Die Argumente dafür sind fünf Jahre später kaum noch nachvollziehbar, aber Mad Men ist geblieben, was die Serie schon damals war: eine wunderschön anzuschauende Geschichte über gequälte Seelen in der New Yorker Werbewelt vor fünfzig Jahren. Ist das nicht mehr als genug, weil: mehr, als wir vom deutschen Fernsehen noch erwarten? Wahrscheinlich schreibt, während wir hier sitzen, schon jemand, dass man die Mischung aus Abgründen, Getriebenheit und Pragmatismus der Edathy-Affäre nur versteht, wenn man die aktuelle Staffel der Polit-Serie House of Cards mit Kevin Spacey gesehen hat. Oder dass man die jahrelangen Verschleppungen und Versäumnisse der NSU-Ermittlungen nur begreift, wenn man die Langzeit-Mordgeschichte True Detective mit Woody Harrelson und Matthew McConaughhey gesehen hat, die »derzeit beste Fernsehserie« (The Atlantic).

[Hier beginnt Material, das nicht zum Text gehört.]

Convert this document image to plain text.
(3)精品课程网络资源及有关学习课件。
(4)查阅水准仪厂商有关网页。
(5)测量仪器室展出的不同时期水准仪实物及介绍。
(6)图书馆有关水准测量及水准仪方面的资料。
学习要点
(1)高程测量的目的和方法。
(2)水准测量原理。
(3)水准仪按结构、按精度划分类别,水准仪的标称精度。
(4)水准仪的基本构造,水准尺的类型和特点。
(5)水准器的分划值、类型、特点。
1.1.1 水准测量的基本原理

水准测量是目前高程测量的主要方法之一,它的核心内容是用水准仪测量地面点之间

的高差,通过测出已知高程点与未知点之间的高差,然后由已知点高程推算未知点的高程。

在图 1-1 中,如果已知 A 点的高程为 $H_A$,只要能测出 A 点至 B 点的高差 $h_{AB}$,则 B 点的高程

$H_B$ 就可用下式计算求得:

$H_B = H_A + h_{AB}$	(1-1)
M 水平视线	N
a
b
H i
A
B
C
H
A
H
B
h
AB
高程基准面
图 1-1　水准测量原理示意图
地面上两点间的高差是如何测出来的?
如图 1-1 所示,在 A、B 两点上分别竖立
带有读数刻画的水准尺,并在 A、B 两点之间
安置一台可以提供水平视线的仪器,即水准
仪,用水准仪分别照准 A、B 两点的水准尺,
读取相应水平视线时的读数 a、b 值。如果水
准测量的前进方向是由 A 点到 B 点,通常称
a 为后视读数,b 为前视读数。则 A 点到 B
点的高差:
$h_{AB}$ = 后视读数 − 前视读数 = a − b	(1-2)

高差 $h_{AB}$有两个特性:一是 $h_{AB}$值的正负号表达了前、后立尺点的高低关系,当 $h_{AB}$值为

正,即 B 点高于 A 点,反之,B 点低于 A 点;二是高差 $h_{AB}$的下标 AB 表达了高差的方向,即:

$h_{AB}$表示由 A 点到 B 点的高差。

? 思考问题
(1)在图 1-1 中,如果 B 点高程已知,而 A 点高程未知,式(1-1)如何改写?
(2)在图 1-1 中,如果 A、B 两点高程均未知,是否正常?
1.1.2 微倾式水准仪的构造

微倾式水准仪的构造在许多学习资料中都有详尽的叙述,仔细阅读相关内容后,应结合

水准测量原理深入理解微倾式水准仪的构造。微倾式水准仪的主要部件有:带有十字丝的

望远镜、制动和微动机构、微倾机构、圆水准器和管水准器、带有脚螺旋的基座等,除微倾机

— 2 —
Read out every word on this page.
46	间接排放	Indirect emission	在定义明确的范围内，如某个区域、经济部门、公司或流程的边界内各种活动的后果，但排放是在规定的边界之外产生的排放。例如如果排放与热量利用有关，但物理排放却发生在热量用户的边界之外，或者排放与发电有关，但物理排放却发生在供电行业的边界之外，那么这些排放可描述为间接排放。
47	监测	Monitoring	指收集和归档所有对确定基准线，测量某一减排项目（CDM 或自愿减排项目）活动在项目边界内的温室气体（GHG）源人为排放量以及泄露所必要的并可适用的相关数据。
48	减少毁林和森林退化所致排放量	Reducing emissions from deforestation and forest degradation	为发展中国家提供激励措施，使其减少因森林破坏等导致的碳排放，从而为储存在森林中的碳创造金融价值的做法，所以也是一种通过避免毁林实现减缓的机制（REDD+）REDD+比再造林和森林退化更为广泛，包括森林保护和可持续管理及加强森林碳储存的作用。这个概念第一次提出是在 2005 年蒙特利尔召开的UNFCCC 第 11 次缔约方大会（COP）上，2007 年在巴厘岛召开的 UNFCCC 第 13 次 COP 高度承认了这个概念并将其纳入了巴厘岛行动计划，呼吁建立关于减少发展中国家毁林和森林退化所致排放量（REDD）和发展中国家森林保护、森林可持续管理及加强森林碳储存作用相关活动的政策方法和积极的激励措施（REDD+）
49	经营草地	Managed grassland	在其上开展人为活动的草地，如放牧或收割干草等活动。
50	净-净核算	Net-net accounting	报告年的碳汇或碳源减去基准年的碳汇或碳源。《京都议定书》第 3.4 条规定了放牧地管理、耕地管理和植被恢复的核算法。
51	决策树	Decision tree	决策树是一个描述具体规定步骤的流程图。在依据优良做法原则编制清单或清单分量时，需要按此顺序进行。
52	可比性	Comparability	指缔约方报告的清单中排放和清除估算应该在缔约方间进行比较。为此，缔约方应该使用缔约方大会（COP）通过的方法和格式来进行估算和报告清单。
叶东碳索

Zum einen steckt hinter dieser zwanghaften Überhöhung einfach das, was jeder Serien-Fan tut, wenn er anderen von Neu-Entdeckungen oder ewigen Favoriten vorschwärmt: Indem man die Serie, die man liebt, überhöht, erhöht man sich selbst, und ein bisschen vom sorgfältig konfektionierten Glamour der US-Unterhaltung scheint auch auf einen selbst. Und es hat auch was Eifersüchtiges, nach dem Motto: Ja, ihr alle schaut Mad Men und Breaking Bad zur Unterhaltung, ich aber lese daraus die Antworten auf die großen Fragen der Gegenwart, echt.

Seltsam daran ist, dass einerseits zwar immer wieder der Realismus und die handwerkliche Perfektion der US-Serien gepriesen wird, im gleichen Atemzug aber, wenn man ihre Handlung nimmt, um ganz andere Konzepte damit zu erklären, zumal deutsche, diese Realität sozusagen verleugnet wird, zumindest auf Abstand gehalten.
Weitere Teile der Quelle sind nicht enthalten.